4. Gestatten Sie mir noch ein paar Worte der Anerkennung: Immerhin nehmen Sie sich drei Randziffern, um sich mit den in der Sache vorgetragenen Argumenten zu befassen. Mehr kann man in einer Angelegenheit, in der es lediglich um 1,2 Mrd. Euro geht, von einem Senat eines Oberlandesgerichts nun wirklich nicht erwarten. Sicher warten wichtigere Fälle auf Sie. Da schadet es auch nicht, wenn Ihre Anmerkungen in erster Linie semantische Fragen betreffen (statt Sachfragen) und selbst insoweit noch „grottenfalsch“ sind. Vielmehr muss man seiner Bewunderung darüber Ausdruck verleihen, wie Sie es schaffen, in nur drei Absätzen das 13 Seiten umfassende „Geschwafel“ eines Rechtsgutachtens punktgenau und treffsicher zu „widerlegen“.

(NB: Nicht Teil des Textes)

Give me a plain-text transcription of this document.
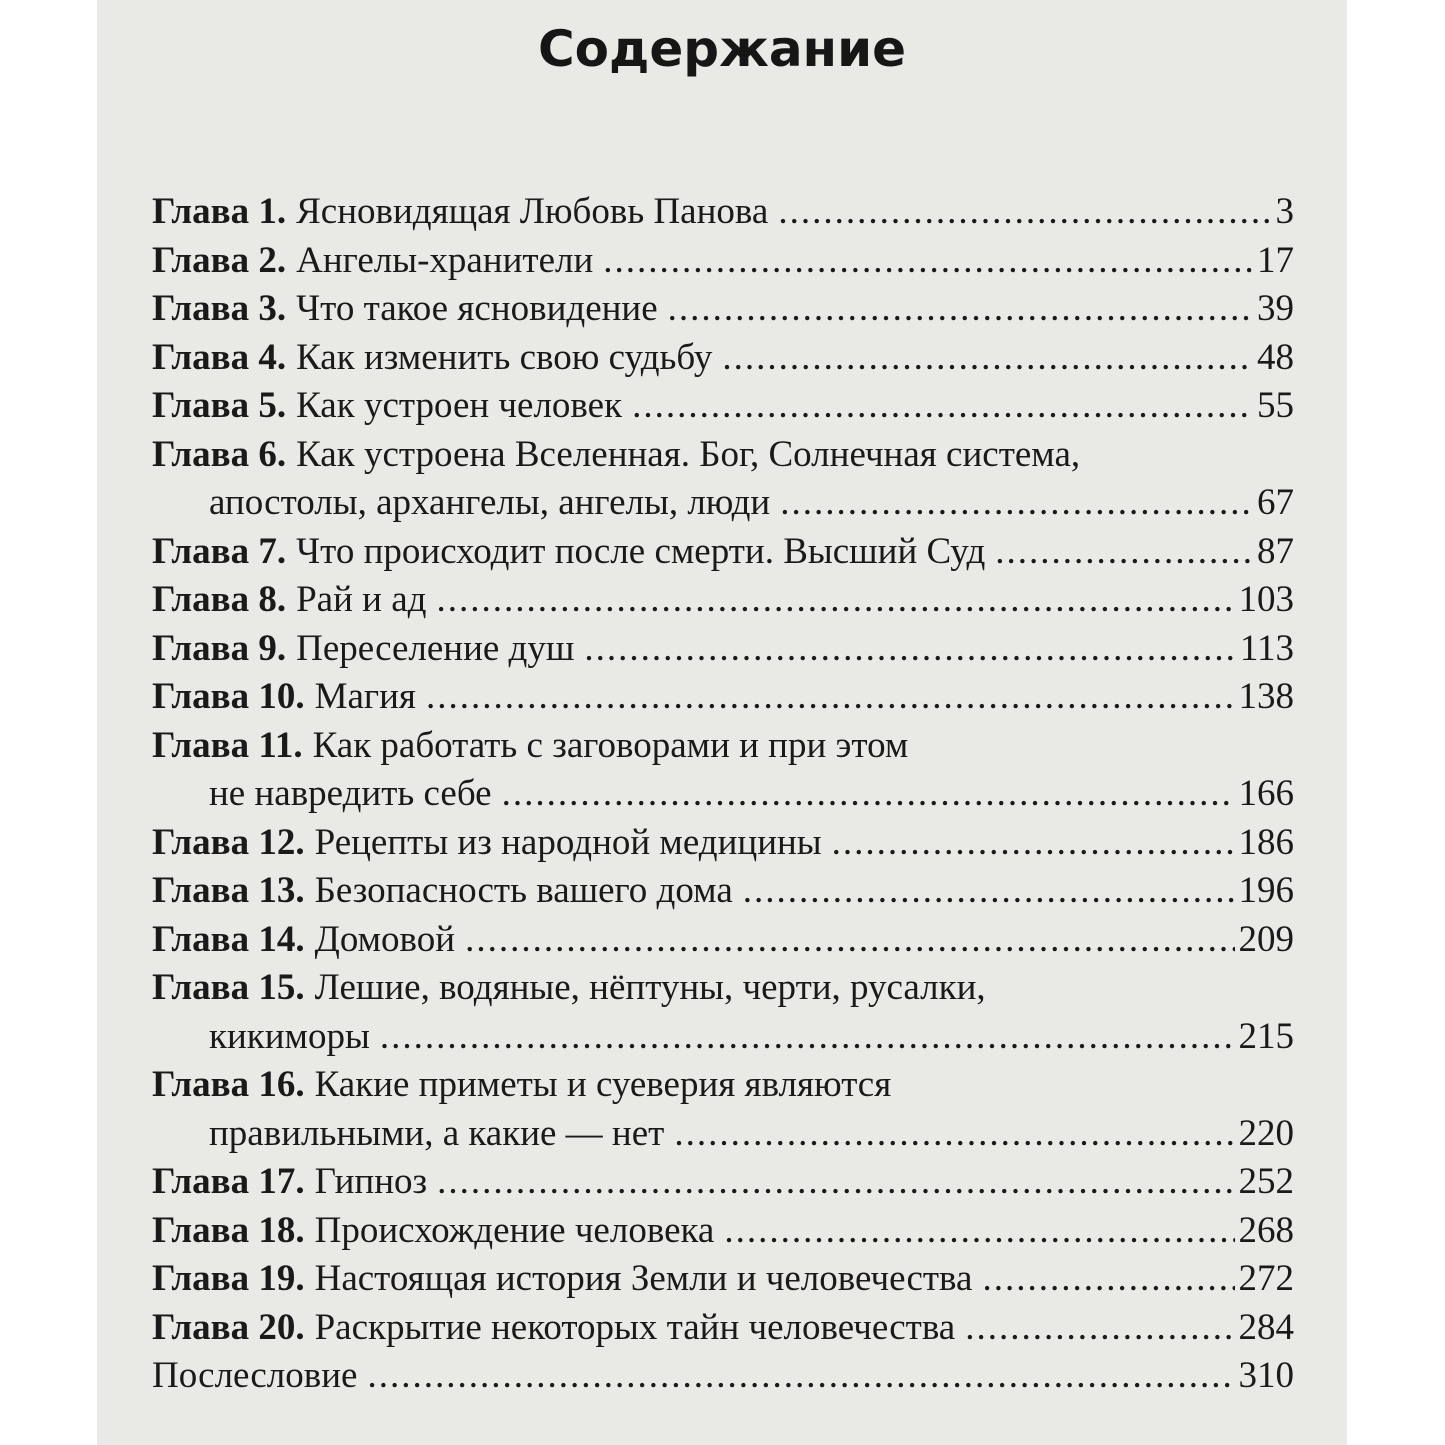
Содержание
Глава 1. Ясновидящая Любовь Панова .....	3
Глава 2. Ангелы-хранители .....	17
Глава 3. Что такое ясновидение .....	39
Глава 4. Как изменить свою судьбу .....	48
Глава 5. Как устроен человек .....	55
Глава 6. Как устроена Вселенная. Бог, Солнечная система,
апостолы, архангелы, ангелы, люди .....	67
Глава 7. Что происходит после смерти. Высший Суд .....	87
Глава 8. Рай и ад .....	103
Глава 9. Переселение душ .....	113
Глава 10. Магия .....	138
Глава 11. Как работать с заговорами и при этом
не навредить себе .....	166
Глава 12. Рецепты из народной медицины .....	186
Глава 13. Безопасность вашего дома .....	196
Глава 14. Домовой .....	209
Глава 15. Лешие, водяные, нёптуны, черти, русалки,
кикиморы .....	215
Глава 16. Какие приметы и суеверия являются
правильными, а какие — нет .....	220
Глава 17. Гипноз .....	252
Глава 18. Происхождение человека .....	268
Глава 19. Настоящая история Земли и человечества .....	272
Глава 20. Раскрытие некоторых тайн человечества .....	284
Послесловие .....	310
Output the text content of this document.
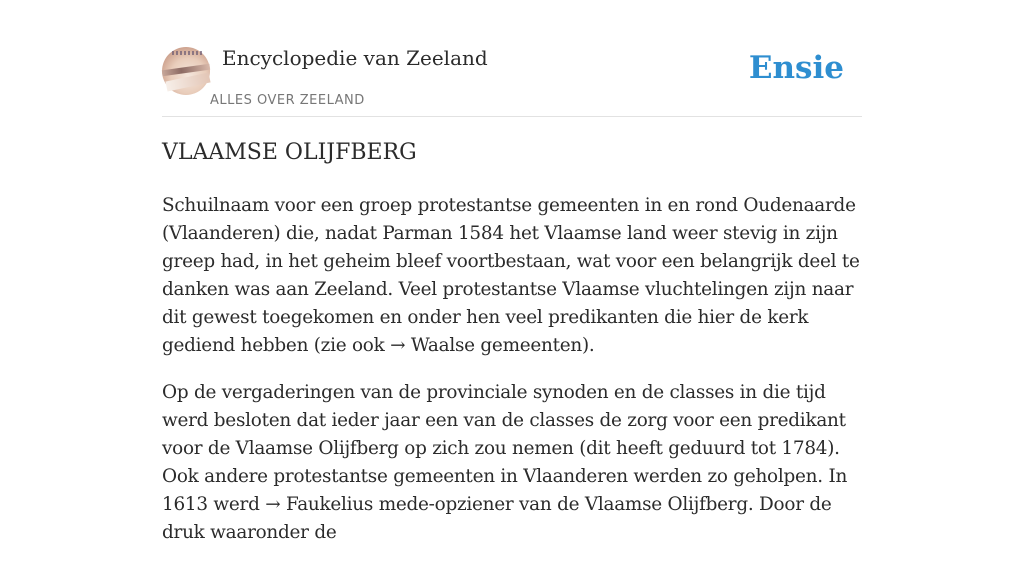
Encyclopedie van Zeeland
ALLES OVER ZEELAND
Ensie
VLAAMSE OLIJFBERG

Schuilnaam voor een groep protestantse gemeenten in en rond Oudenaarde (Vlaanderen) die, nadat Parman 1584 het Vlaamse land weer stevig in zijn greep had, in het geheim bleef voortbestaan, wat voor een belangrijk deel te danken was aan Zeeland. Veel protestantse Vlaamse vluchtelingen zijn naar dit gewest toegekomen en onder hen veel predikanten die hier de kerk gediend hebben (zie ook → Waalse gemeenten).

Op de vergaderingen van de provinciale synoden en de classes in die tijd werd besloten dat ieder jaar een van de classes de zorg voor een predikant voor de Vlaamse Olijfberg op zich zou nemen (dit heeft geduurd tot 1784). Ook andere protestantse gemeenten in Vlaanderen werden zo geholpen. In 1613 werd → Faukelius mede-opziener van de Vlaamse Olijfberg. Door de druk waaronder de
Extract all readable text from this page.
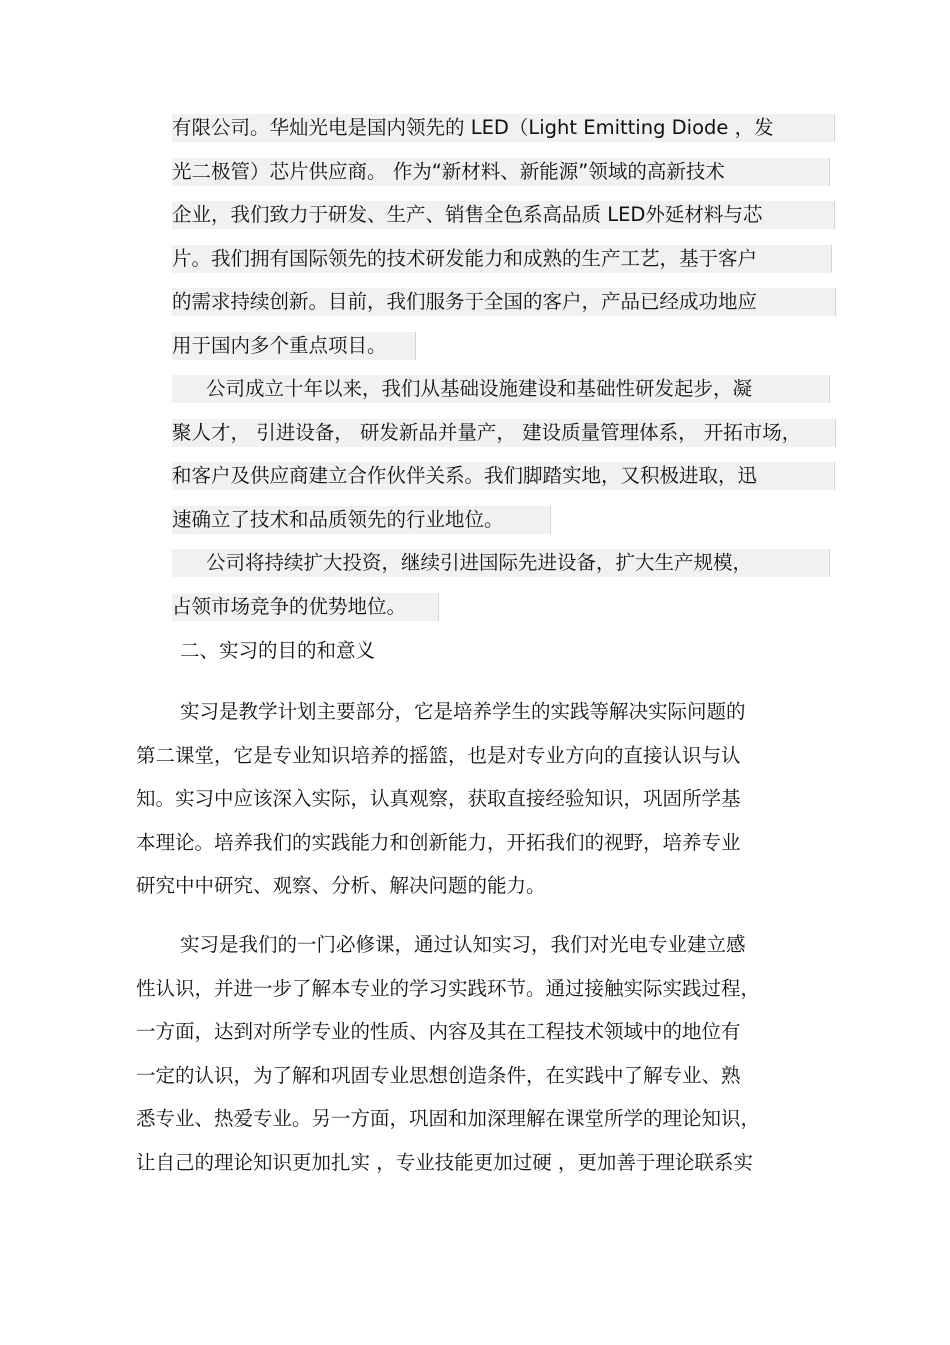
有限公司。华灿光电是国内领先的 LED（Light Emitting Diode ，发
光二极管）芯片供应商。 作为“新材料、新能源”领域的高新技术
企业，我们致力于研发、生产、销售全色系高品质 LED外延材料与芯
片。我们拥有国际领先的技术研发能力和成熟的生产工艺，基于客户
的需求持续创新。目前，我们服务于全国的客户，产品已经成功地应
用于国内多个重点项目。
公司成立十年以来，我们从基础设施建设和基础性研发起步，凝
聚人才， 引进设备， 研发新品并量产， 建设质量管理体系， 开拓市场，
和客户及供应商建立合作伙伴关系。我们脚踏实地，又积极进取，迅
速确立了技术和品质领先的行业地位。
公司将持续扩大投资，继续引进国际先进设备，扩大生产规模，
占领市场竞争的优势地位。
二、实习的目的和意义
实习是教学计划主要部分，它是培养学生的实践等解决实际问题的
第二课堂，它是专业知识培养的摇篮，也是对专业方向的直接认识与认
知。实习中应该深入实际，认真观察，获取直接经验知识，巩固所学基
本理论。培养我们的实践能力和创新能力，开拓我们的视野，培养专业
研究中中研究、观察、分析、解决问题的能力。
实习是我们的一门必修课，通过认知实习，我们对光电专业建立感
性认识，并进一步了解本专业的学习实践环节。通过接触实际实践过程，
一方面，达到对所学专业的性质、内容及其在工程技术领域中的地位有
一定的认识，为了解和巩固专业思想创造条件，在实践中了解专业、熟
悉专业、热爱专业。另一方面，巩固和加深理解在课堂所学的理论知识，
让自己的理论知识更加扎实 ，专业技能更加过硬 ，更加善于理论联系实
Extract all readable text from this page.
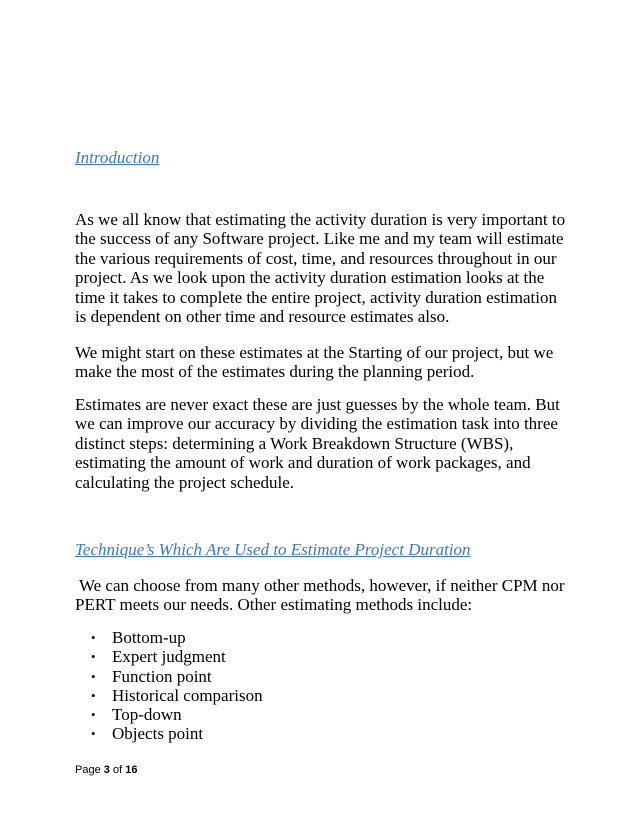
Introduction

As we all know that estimating the activity duration is very important to
the success of any Software project. Like me and my team will estimate
the various requirements of cost, time, and resources throughout in our
project. As we look upon the activity duration estimation looks at the
time it takes to complete the entire project, activity duration estimation
is dependent on other time and resource estimates also.

We might start on these estimates at the Starting of our project, but we
make the most of the estimates during the planning period.

Estimates are never exact these are just guesses by the whole team. But
we can improve our accuracy by dividing the estimation task into three
distinct steps: determining a Work Breakdown Structure (WBS),
estimating the amount of work and duration of work packages, and
calculating the project schedule.

Technique’s Which Are Used to Estimate Project Duration

We can choose from many other methods, however, if neither CPM nor
PERT meets our needs. Other estimating methods include:

• Bottom-up
• Expert judgment
• Function point
• Historical comparison
• Top-down
• Objects point
Page 3 of 16
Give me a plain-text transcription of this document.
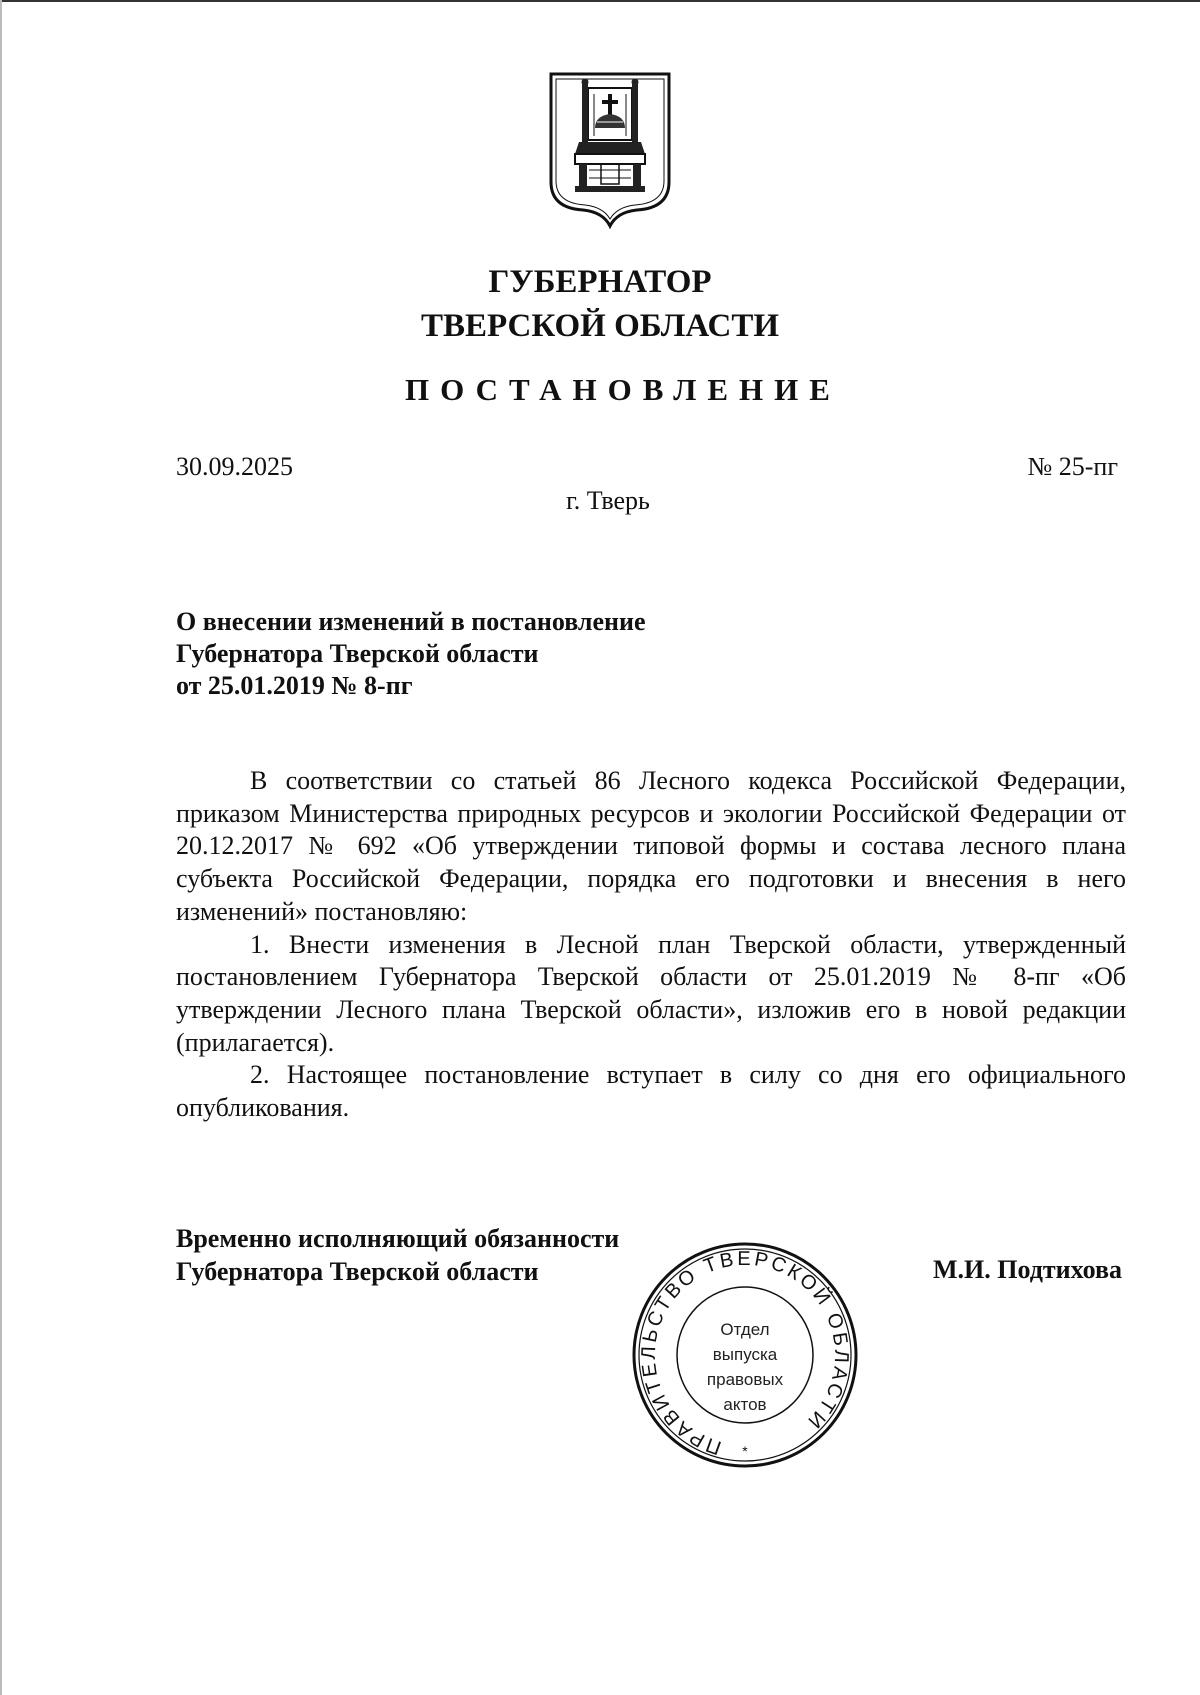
ГУБЕРНАТОР
ТВЕРСКОЙ ОБЛАСТИ
ПОСТАНОВЛЕНИЕ
30.09.2025	№ 25-пг
г. Тверь
О внесении изменений в постановление
Губернатора Тверской области
от 25.01.2019 № 8-пг

В соответствии со статьей 86 Лесного кодекса Российской Федерации, приказом Министерства природных ресурсов и экологии Российской Федерации от 20.12.2017 № 692 «Об утверждении типовой формы и состава лесного плана субъекта Российской Федерации, порядка его подготовки и внесения в него изменений» постановляю:

1. Внести изменения в Лесной план Тверской области, утвержденный постановлением Губернатора Тверской области от 25.01.2019 № 8-пг «Об утверждении Лесного плана Тверской области», изложив его в новой редакции (прилагается).

2. Настоящее постановление вступает в силу со дня его официального опубликования.

Временно исполняющий обязанности
Губернатора Тверской области	М.И. Подтихова
ПРАВИТЕЛЬСТВО ТВЕРСКОЙ ОБЛАСТИ
*
Отдел
выпуска
правовых
актов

Geradezu grotesk wäre es, Ihnen eine Auseinandersetzung damit zuzumuten, was in Gesetzen (oder Gesetzesbegründungen) steht, welchen Argumentationshaushalt es zu einem Rechtsproblem gibt oder was so im Schrifttum zu dem Problem gesagt und gedacht wird. Nein, Sie entscheiden lieber argumentationsfrei nach Gutdünken, Bauchgefühl oder besser noch Volksempfinden (oder was Sie dafür halten). Sind wir wieder so weit? Oder sind Sie mit einem ökonomisch bedeutsamen und rechtlich komplexen Fall einfach nur hoffnungslos überfordert? Ich suche es mir aus.